In mathematics, Macdonald-Koornwinder polynomials (also called Koornwinder polynomials) are a family of orthogonal polynomials in several variables, introduced by Koornwinder^[1] and I. G. Macdonald,^[2] that generalize the Askey–Wilson polynomials. They are the Macdonald polynomials attached to the non-reduced affine root system of type (C^∨
_n, C_n), and in particular satisfy analogues of Macdonald's conjectures.^[3] In addition Jan Felipe van Diejen showed that the Macdonald polynomials associated to any classical root system can be expressed as limits or special cases of Macdonald-Koornwinder polynomials and found complete sets of concrete commuting difference operators diagonalized by them.^[4] Furthermore, there is a large class of interesting families of multivariable orthogonal polynomials associated with classical root systems which are degenerate cases of the Macdonald-Koornwinder polynomials.^[5] The Macdonald-Koornwinder polynomials have also been studied with the aid of affine Hecke algebras.^[6]

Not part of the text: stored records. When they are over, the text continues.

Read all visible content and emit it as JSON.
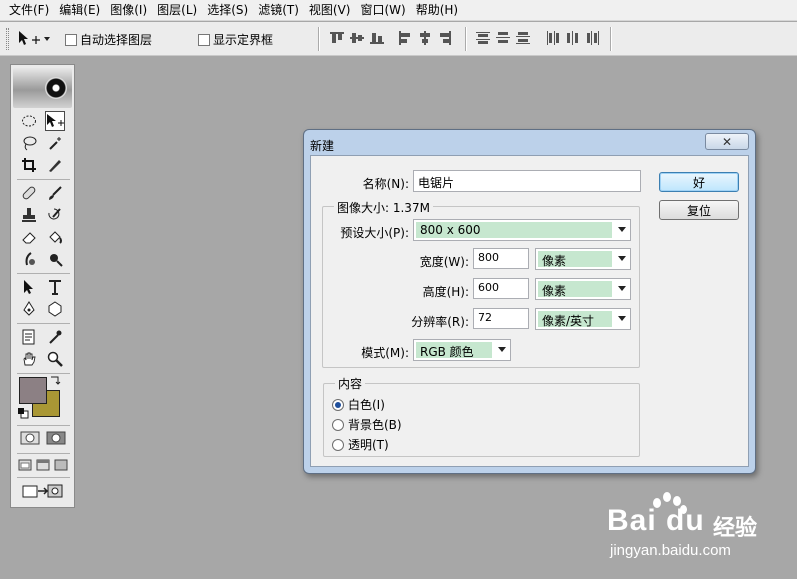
{
  "menubar": {
    "items": [
      "文件(F)",
      "编辑(E)",
      "图像(I)",
      "图层(L)",
      "选择(S)",
      "滤镜(T)",
      "视图(V)",
      "窗口(W)",
      "帮助(H)"
    ]
  },
  "options": {
    "auto_select_label": "自动选择图层",
    "show_bounds_label": "显示定界框"
  },
  "toolbox": {
    "foreground_color": "#8c8084",
    "background_color": "#a99735"
  },
  "dialog": {
    "title": "新建",
    "close_glyph": "✕",
    "name_label": "名称(N):",
    "name_value": "电锯片",
    "image_size_label": "图像大小: 1.37M",
    "preset_label": "预设大小(P):",
    "preset_value": "800 x 600",
    "width_label": "宽度(W):",
    "width_value": "800",
    "width_unit": "像素",
    "height_label": "高度(H):",
    "height_value": "600",
    "height_unit": "像素",
    "resolution_label": "分辨率(R):",
    "resolution_value": "72",
    "resolution_unit": "像素/英寸",
    "mode_label": "模式(M):",
    "mode_value": "RGB 颜色",
    "ok_button": "好",
    "reset_button": "复位",
    "contents_label": "内容",
    "contents_options": [
      "白色(I)",
      "背景色(B)",
      "透明(T)"
    ],
    "contents_selected": 0
  },
  "watermark": {
    "brand": "Bai du",
    "brand_cn": "经验",
    "url": "jingyan.baidu.com"
  },
  "colors": {
    "accent_field": "#c6e7cf",
    "dialog_frame": "#bcd1ea",
    "workspace": "#a7a7a7"
  }
}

The Macdonald-Koornwinder polynomial in n variables associated to the partition λ is the unique Laurent polynomial invariant under permutation and inversion of variables, with leading monomial x^λ, and orthogonal with respect to the density

${\displaystyle \prod _{1\leq i<j\leq n}{\frac {(x_{i}x_{j},x_{i}/x_{j},x_{j}/x_{i},1/x_{i}x_{j};q)_{\infty }}{(tx_{i}x_{j},tx_{i}/x_{j},tx_{j}/x_{i},t/x_{i}x_{j};q)_{\infty }}}\prod _{1\leq i\leq n}{\frac {(x_{i}^{2},1/x_{i}^{2};q)_{\infty }}{(ax_{i},a/x_{i},bx_{i},b/x_{i},cx_{i},c/x_{i},dx_{i},d/x_{i};q)_{\infty }}}}$

on the unit torus

${\displaystyle |x_{1}|=|x_{2}|=\cdots |x_{n}|=1}$,

where the parameters satisfy the constraints

${\displaystyle |a|,|b|,|c|,|d|,|q|,|t|<1,}$

and (x;q)_∞ denotes the infinite q-Pochhammer symbol. Here leading monomial x^λ means that μ≤λ for all terms x^μ with nonzero coefficient, where μ≤λ if and only if μ₁≤λ₁, μ₁+μ₂≤λ₁+λ₂, …, μ₁+…+μ_n≤λ₁+…+λ_n. Under further constraints that q and t are real and that a, b, c, d are real or, if complex, occur in conjugate pairs, the given density is positive.